Hezbollah secretly sent fighters to Iraq; leader

Hezbollah's leader Hassan Nasrallah said on Sunday that members of his Shiite militia were secretly sent to Iraq in order to participate in efforts to fight the Islamic State (ISIS) group there.

He stressed that they had operated in Iraq under local command and were not interfering in Iraq's internal affairs.

Nasrallah, according to Daily Star Lebanon, made these remarks while on a visit to Ansar, a town in south Lebanon where there is a commemoration for a Hezbollah field commander named Ali Ahmad Fayyad who was killed in northern Syria last month.
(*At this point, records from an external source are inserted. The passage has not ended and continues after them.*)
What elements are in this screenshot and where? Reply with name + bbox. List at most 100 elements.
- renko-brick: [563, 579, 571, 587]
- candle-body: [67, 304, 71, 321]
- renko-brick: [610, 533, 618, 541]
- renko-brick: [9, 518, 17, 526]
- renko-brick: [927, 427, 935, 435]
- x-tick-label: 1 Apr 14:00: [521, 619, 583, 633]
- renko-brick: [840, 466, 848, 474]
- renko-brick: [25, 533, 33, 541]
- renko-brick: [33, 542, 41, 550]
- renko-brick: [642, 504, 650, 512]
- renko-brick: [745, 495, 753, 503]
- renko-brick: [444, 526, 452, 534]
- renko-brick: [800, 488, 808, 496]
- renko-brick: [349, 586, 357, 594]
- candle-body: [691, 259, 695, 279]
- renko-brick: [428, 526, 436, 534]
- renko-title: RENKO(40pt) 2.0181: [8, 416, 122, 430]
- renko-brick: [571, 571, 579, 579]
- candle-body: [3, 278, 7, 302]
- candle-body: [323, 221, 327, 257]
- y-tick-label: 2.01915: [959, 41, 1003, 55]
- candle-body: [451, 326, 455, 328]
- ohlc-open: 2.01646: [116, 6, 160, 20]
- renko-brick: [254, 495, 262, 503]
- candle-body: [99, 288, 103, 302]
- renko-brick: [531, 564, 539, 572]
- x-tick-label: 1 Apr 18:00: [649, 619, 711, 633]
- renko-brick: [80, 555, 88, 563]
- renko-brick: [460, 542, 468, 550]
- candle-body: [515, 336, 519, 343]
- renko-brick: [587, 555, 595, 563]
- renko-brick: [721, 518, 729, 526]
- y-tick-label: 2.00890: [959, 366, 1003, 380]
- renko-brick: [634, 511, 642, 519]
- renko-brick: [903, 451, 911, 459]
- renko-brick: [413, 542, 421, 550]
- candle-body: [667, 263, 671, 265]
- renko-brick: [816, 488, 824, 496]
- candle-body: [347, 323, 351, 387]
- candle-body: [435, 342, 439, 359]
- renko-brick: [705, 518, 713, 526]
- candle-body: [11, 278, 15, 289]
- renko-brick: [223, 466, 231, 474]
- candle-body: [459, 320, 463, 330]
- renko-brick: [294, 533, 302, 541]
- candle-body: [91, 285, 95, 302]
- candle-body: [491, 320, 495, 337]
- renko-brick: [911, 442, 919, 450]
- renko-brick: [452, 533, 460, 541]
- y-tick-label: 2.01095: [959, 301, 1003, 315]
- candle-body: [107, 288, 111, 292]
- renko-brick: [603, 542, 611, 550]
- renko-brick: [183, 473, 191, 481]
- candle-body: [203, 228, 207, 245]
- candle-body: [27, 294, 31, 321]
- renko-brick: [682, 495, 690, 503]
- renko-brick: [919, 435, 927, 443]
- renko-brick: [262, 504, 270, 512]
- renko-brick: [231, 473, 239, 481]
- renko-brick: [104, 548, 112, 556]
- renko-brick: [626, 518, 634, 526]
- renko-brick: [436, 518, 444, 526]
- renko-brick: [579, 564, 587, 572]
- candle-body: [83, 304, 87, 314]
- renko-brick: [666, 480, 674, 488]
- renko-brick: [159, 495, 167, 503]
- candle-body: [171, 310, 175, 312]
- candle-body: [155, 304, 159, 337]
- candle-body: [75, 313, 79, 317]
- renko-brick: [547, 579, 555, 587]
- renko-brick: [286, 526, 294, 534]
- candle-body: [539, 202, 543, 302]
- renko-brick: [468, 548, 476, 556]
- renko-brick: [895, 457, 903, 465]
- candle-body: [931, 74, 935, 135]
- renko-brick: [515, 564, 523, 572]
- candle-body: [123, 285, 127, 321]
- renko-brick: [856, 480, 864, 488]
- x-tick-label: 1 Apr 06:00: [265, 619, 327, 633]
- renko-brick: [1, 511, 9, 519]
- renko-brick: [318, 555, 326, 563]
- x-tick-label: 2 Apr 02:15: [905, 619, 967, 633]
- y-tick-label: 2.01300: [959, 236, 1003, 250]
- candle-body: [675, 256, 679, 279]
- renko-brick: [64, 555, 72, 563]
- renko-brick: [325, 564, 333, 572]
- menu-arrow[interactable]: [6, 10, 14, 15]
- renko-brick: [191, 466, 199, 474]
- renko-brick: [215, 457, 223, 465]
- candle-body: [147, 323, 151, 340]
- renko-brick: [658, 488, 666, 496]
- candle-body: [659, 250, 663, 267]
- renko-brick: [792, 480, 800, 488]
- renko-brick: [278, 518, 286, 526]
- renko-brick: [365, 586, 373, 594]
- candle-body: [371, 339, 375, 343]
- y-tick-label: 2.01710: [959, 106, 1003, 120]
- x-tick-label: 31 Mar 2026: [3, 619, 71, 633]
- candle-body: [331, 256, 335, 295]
Hezbollah interested in Syria in mid-2013 to bolster its ally in Damascus, President Bashar al-Assad and has been fighting there ever since.

The Hezbollah leader also criticized the Saudis who, along with its other Gulf Cooperation Council (GCC) allies, declared Hezbollah to be a terrorist organization last Wednesday and begun taken measures to pressure Lebanon, including cutting $3 billion in military aid Riyadh was giving in assistance to the Lebanese government.  

This, Nasrallah insists, is an attempt at blackmail by them since many Lebanese work in the Gulf. He said this would not deter Hezbollah from continuing its operations in Syria and Iraq.